The Journal Gazette
Wednesday, July 19, 2017 1:30 pm

Health care plan would have cost Indiana nearly $5 billion

NIKI KELLY | The Journal Gazette

INDIANAPOLIS -- Indiana would have lost $4.9 billion in funding for the poor, disabled and elderly on Medicaid under the failed Senate healthcare bill.

That is a 14 percent drop from what the state would have received under current law through 2026.

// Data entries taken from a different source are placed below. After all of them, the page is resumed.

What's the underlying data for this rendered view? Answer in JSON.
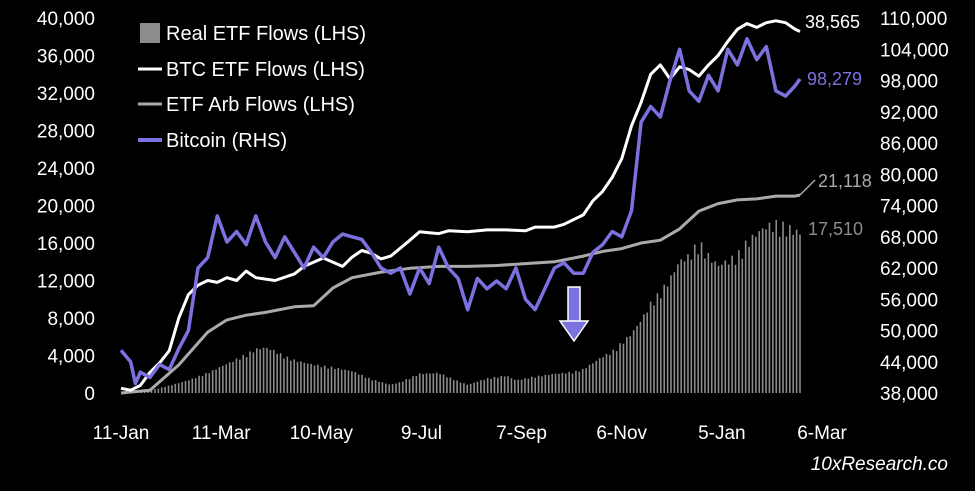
{
  "chart_data": {
    "type": "line",
    "watermark": "10xResearch.co",
    "legend_position": "top-left",
    "grid": false,
    "x_categories": [
      "11-Jan",
      "11-Mar",
      "10-May",
      "9-Jul",
      "7-Sep",
      "6-Nov",
      "5-Jan",
      "6-Mar"
    ],
    "y_left": {
      "range": [
        0,
        40000
      ],
      "ticks": [
        "0",
        "4,000",
        "8,000",
        "12,000",
        "16,000",
        "20,000",
        "24,000",
        "28,000",
        "32,000",
        "36,000",
        "40,000"
      ]
    },
    "y_right": {
      "range": [
        38000,
        110000
      ],
      "ticks": [
        "38,000",
        "44,000",
        "50,000",
        "56,000",
        "62,000",
        "68,000",
        "74,000",
        "80,000",
        "86,000",
        "92,000",
        "98,000",
        "104,000",
        "110,000"
      ]
    },
    "series": [
      {
        "name": "Real ETF Flows (LHS)",
        "axis": "left",
        "style": "bars",
        "color": "#8c8c8c",
        "end_label": "17,510",
        "points": [
          [
            0,
            0
          ],
          [
            6,
            300
          ],
          [
            10,
            800
          ],
          [
            14,
            1400
          ],
          [
            18,
            2200
          ],
          [
            22,
            3200
          ],
          [
            26,
            4200
          ],
          [
            28,
            4800
          ],
          [
            30,
            5000
          ],
          [
            32,
            4600
          ],
          [
            34,
            4000
          ],
          [
            36,
            3600
          ],
          [
            40,
            3100
          ],
          [
            44,
            2800
          ],
          [
            48,
            2400
          ],
          [
            52,
            1500
          ],
          [
            56,
            900
          ],
          [
            58,
            1200
          ],
          [
            62,
            2100
          ],
          [
            66,
            2200
          ],
          [
            70,
            1300
          ],
          [
            72,
            900
          ],
          [
            76,
            1600
          ],
          [
            80,
            1900
          ],
          [
            82,
            1400
          ],
          [
            86,
            1800
          ],
          [
            90,
            2100
          ],
          [
            94,
            2300
          ],
          [
            96,
            2600
          ],
          [
            98,
            3300
          ],
          [
            100,
            4000
          ],
          [
            102,
            4500
          ],
          [
            104,
            5500
          ],
          [
            106,
            6500
          ],
          [
            108,
            8000
          ],
          [
            110,
            9800
          ],
          [
            112,
            11000
          ],
          [
            114,
            12500
          ],
          [
            116,
            14500
          ],
          [
            118,
            15000
          ],
          [
            120,
            16500
          ],
          [
            122,
            15000
          ],
          [
            124,
            14000
          ],
          [
            126,
            14500
          ],
          [
            128,
            15000
          ],
          [
            130,
            16500
          ],
          [
            132,
            17500
          ],
          [
            134,
            18300
          ],
          [
            136,
            18500
          ],
          [
            138,
            18200
          ],
          [
            140,
            17800
          ],
          [
            141,
            17510
          ]
        ]
      },
      {
        "name": "BTC ETF Flows (LHS)",
        "axis": "left",
        "style": "line",
        "color": "#ffffff",
        "end_label": "38,565",
        "points": [
          [
            0,
            500
          ],
          [
            2,
            300
          ],
          [
            4,
            800
          ],
          [
            6,
            2200
          ],
          [
            8,
            3200
          ],
          [
            10,
            4500
          ],
          [
            12,
            8000
          ],
          [
            14,
            10500
          ],
          [
            16,
            11500
          ],
          [
            18,
            12000
          ],
          [
            20,
            11800
          ],
          [
            22,
            12300
          ],
          [
            24,
            12000
          ],
          [
            26,
            13000
          ],
          [
            28,
            12300
          ],
          [
            32,
            12000
          ],
          [
            36,
            12700
          ],
          [
            38,
            13500
          ],
          [
            42,
            14400
          ],
          [
            46,
            13500
          ],
          [
            48,
            14500
          ],
          [
            50,
            15200
          ],
          [
            52,
            14900
          ],
          [
            54,
            14300
          ],
          [
            56,
            14600
          ],
          [
            60,
            16300
          ],
          [
            62,
            17200
          ],
          [
            64,
            17100
          ],
          [
            66,
            17000
          ],
          [
            68,
            17300
          ],
          [
            72,
            17200
          ],
          [
            76,
            17400
          ],
          [
            80,
            17400
          ],
          [
            84,
            17300
          ],
          [
            86,
            17700
          ],
          [
            90,
            17700
          ],
          [
            92,
            18000
          ],
          [
            96,
            19000
          ],
          [
            98,
            20500
          ],
          [
            100,
            21500
          ],
          [
            102,
            23000
          ],
          [
            104,
            25000
          ],
          [
            106,
            28500
          ],
          [
            108,
            31000
          ],
          [
            110,
            34000
          ],
          [
            112,
            35000
          ],
          [
            114,
            33500
          ],
          [
            116,
            34800
          ],
          [
            118,
            34500
          ],
          [
            120,
            33800
          ],
          [
            122,
            35000
          ],
          [
            124,
            36000
          ],
          [
            126,
            37500
          ],
          [
            128,
            38800
          ],
          [
            130,
            39400
          ],
          [
            132,
            39000
          ],
          [
            134,
            39500
          ],
          [
            136,
            39700
          ],
          [
            138,
            39500
          ],
          [
            140,
            38800
          ],
          [
            141,
            38565
          ]
        ]
      },
      {
        "name": "ETF Arb Flows (LHS)",
        "axis": "left",
        "style": "line",
        "color": "#aaaaaa",
        "end_label": "21,118",
        "points": [
          [
            0,
            0
          ],
          [
            6,
            300
          ],
          [
            12,
            3000
          ],
          [
            18,
            6500
          ],
          [
            22,
            7800
          ],
          [
            26,
            8300
          ],
          [
            30,
            8600
          ],
          [
            36,
            9200
          ],
          [
            40,
            9300
          ],
          [
            44,
            11200
          ],
          [
            48,
            12300
          ],
          [
            54,
            12900
          ],
          [
            60,
            13300
          ],
          [
            66,
            13500
          ],
          [
            72,
            13500
          ],
          [
            78,
            13600
          ],
          [
            84,
            13800
          ],
          [
            90,
            14000
          ],
          [
            96,
            14600
          ],
          [
            100,
            15100
          ],
          [
            104,
            15400
          ],
          [
            108,
            16000
          ],
          [
            112,
            16300
          ],
          [
            116,
            17500
          ],
          [
            120,
            19400
          ],
          [
            124,
            20200
          ],
          [
            128,
            20600
          ],
          [
            132,
            20700
          ],
          [
            136,
            21000
          ],
          [
            138,
            21000
          ],
          [
            140,
            21000
          ],
          [
            141,
            21118
          ]
        ]
      },
      {
        "name": "Bitcoin (RHS)",
        "axis": "right",
        "style": "line",
        "color": "#7b72e0",
        "end_label": "98,279",
        "points": [
          [
            0,
            46200
          ],
          [
            2,
            44000
          ],
          [
            3,
            39800
          ],
          [
            4,
            42000
          ],
          [
            6,
            41000
          ],
          [
            8,
            43500
          ],
          [
            10,
            42500
          ],
          [
            12,
            46500
          ],
          [
            14,
            50000
          ],
          [
            16,
            62000
          ],
          [
            18,
            64000
          ],
          [
            20,
            72000
          ],
          [
            22,
            67000
          ],
          [
            24,
            69000
          ],
          [
            26,
            66500
          ],
          [
            28,
            72000
          ],
          [
            30,
            67000
          ],
          [
            32,
            64000
          ],
          [
            34,
            68000
          ],
          [
            36,
            65000
          ],
          [
            38,
            62000
          ],
          [
            40,
            66000
          ],
          [
            42,
            64000
          ],
          [
            44,
            67000
          ],
          [
            46,
            68500
          ],
          [
            48,
            68000
          ],
          [
            50,
            67500
          ],
          [
            52,
            65000
          ],
          [
            54,
            62000
          ],
          [
            56,
            61000
          ],
          [
            58,
            62000
          ],
          [
            60,
            57000
          ],
          [
            62,
            62000
          ],
          [
            64,
            59000
          ],
          [
            66,
            66000
          ],
          [
            68,
            62000
          ],
          [
            70,
            60000
          ],
          [
            72,
            54000
          ],
          [
            74,
            60000
          ],
          [
            76,
            58000
          ],
          [
            78,
            59500
          ],
          [
            80,
            58000
          ],
          [
            82,
            62000
          ],
          [
            84,
            56000
          ],
          [
            86,
            54000
          ],
          [
            88,
            58000
          ],
          [
            90,
            62000
          ],
          [
            92,
            63000
          ],
          [
            94,
            61000
          ],
          [
            96,
            61000
          ],
          [
            98,
            65000
          ],
          [
            100,
            66500
          ],
          [
            102,
            69000
          ],
          [
            104,
            68000
          ],
          [
            106,
            73000
          ],
          [
            108,
            90000
          ],
          [
            110,
            93000
          ],
          [
            112,
            91000
          ],
          [
            114,
            98000
          ],
          [
            116,
            104000
          ],
          [
            118,
            96000
          ],
          [
            120,
            94000
          ],
          [
            122,
            99000
          ],
          [
            124,
            96000
          ],
          [
            126,
            104000
          ],
          [
            128,
            101000
          ],
          [
            130,
            106000
          ],
          [
            132,
            102000
          ],
          [
            134,
            104500
          ],
          [
            136,
            96000
          ],
          [
            138,
            95000
          ],
          [
            140,
            97000
          ],
          [
            141,
            98279
          ]
        ]
      }
    ]
  }
}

The estimates come from a governors-only discussion on the future of health care that was presented last week at the National Governors Association and obtained by The Journal Gazette.

The federal funding reductions would have grown even more severe under the Senate plan by 2036 -- with Indiana's loss at 32 percent, or $36.5 billion.

The Senate version of the bill has essentially collapsed in recent days as Republicans try to find enough votes to move it.

One of the key points of opposition has been from governors concerned about the hit to state coffers for Medicaid -- a joint program that covers 72 million people nationwide.

The reductions in funding involve lowering aid for Medicaid expansion under Obamacare. It also would shift Medicaid from an open-ended entitlement dependent on those who qualify and their health needs to a fixed funding structure giving states dollars based on per capita caps and block grants.

Gov. Eric Holcomb has refused to provide any state-specific estimates on the bill, saying last week "when there is a vote that we know is going to occur we will weigh in. But this literally changes to the tune of billions of billions of dollars every hour. and for me to start chasing some target that continues to elude us is just not productive."

The PowerPoint from the meeting gives a number of options for states to offset the lost federal dollars.

They include:

  • Raise taxes.
  • Reduce spending elsewhere in the state budget.
  • Tighten eligibility through reduced income thresholds.
  • Eliminate coverage for some optional services.
  • Cap benefits.
  • Implement job search or work requirements.
  • Require participants to cover some costs.
  • Cut provider reimbursement rates.